6,000 AWS Accounts: ProGlove's Extreme Multi-Account SaaS
Alps Wang
Feb 26, 2026 · 1 views
The Power and Peril of Account-Per-Tenant
ProGlove's adoption of an account-per-tenant model for their SaaS platform is a bold and insightful architectural choice, particularly noteworthy for its extreme implementation at a scale of 6,000 tenant accounts managed by a small team. The article clearly articulates the substantial benefits, primarily robust isolation, simplified developer cognitive load, and transparent cost attribution, which are critical for SaaS providers aiming for agility and security. The emphasis on automation as a non-negotiable prerequisite for this model is a crucial takeaway, highlighting the shift of complexity from application logic to platform engineering. The challenges around observability and cost management at this scale are also well-addressed, emphasizing the need for centralized, intelligent solutions that avoid reintroducing the very isolation issues the model seeks to prevent. This post serves as a compelling case study for organizations grappling with multi-tenancy challenges and considering advanced AWS strategies.
However, the article could delve deeper into specific strategies for mitigating the inherent complexity in managing thousands of accounts. While AWS Organizations, SCPs, and CloudFormation StackSets are mentioned, more concrete examples of their application in automating account creation, baseline configuration, and lifecycle management would be beneficial. The discussion on observability, while acknowledging advancements in AWS services, leans heavily on third-party solutions; exploring how native AWS services could be further leveraged, perhaps through event-driven architectures or AWS Control Tower, could offer alternative perspectives. The trade-off between serverless and provisioned resources is well-explained, but a more detailed cost-benefit analysis for specific service choices in this extreme multi-account context would add significant value.

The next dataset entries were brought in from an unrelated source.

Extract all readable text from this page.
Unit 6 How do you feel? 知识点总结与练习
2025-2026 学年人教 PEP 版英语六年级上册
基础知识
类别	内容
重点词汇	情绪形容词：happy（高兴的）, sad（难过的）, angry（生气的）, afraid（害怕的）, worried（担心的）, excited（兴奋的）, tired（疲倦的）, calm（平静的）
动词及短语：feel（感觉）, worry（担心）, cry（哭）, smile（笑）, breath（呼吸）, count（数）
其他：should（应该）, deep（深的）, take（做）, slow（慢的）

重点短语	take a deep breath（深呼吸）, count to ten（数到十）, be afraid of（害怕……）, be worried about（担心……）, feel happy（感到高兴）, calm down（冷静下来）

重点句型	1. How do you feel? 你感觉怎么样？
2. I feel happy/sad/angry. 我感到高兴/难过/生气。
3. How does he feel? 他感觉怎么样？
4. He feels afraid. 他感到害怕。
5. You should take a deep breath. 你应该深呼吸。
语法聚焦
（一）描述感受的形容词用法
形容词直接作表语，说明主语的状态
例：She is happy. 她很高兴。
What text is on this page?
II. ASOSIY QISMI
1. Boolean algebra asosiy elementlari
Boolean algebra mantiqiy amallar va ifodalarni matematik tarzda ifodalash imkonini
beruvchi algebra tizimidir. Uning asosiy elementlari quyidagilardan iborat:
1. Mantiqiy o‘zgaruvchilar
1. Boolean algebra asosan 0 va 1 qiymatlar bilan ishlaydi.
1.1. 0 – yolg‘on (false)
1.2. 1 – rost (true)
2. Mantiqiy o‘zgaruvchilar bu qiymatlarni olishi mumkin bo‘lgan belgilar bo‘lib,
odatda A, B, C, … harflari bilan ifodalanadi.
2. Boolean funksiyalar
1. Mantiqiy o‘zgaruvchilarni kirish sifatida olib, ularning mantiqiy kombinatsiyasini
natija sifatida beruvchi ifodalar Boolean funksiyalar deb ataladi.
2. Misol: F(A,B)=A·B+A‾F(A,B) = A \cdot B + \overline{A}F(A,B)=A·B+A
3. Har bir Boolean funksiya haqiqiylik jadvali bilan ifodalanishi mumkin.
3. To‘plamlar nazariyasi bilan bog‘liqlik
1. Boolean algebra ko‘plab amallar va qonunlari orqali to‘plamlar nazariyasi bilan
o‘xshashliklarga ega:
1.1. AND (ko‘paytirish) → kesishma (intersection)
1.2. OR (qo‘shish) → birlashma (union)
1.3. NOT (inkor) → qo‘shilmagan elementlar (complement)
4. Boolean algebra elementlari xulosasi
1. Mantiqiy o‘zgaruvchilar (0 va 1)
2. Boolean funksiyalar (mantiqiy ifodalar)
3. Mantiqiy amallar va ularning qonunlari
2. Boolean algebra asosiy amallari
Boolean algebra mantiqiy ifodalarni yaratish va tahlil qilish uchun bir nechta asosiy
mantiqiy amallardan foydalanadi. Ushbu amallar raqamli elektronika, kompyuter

The article's strength lies in its practical, experience-driven insights, but further elaboration on the 'how' behind the automation and observability could elevate it from a valuable lesson to a comprehensive blueprint.
Key Points
- ProGlove adopted an account-per-tenant model for their SaaS platform, managing 6,000 tenant accounts with a small team.
- This model provides strong isolation, simplified developer cognitive load, and transparent cost attribution, crucial for large-scale SaaS.
- Automation is a mandatory prerequisite, shifting complexity from application code to platform engineering.
- Key challenges include scalable observability across thousands of accounts and managing distributed AWS service limits.
- Serverless services are favored over provisioned resources to mitigate costs associated with idle infrastructure across numerous accounts.
- Investment in platform engineering, including scalable CI/CD and disciplined observability, is essential for success.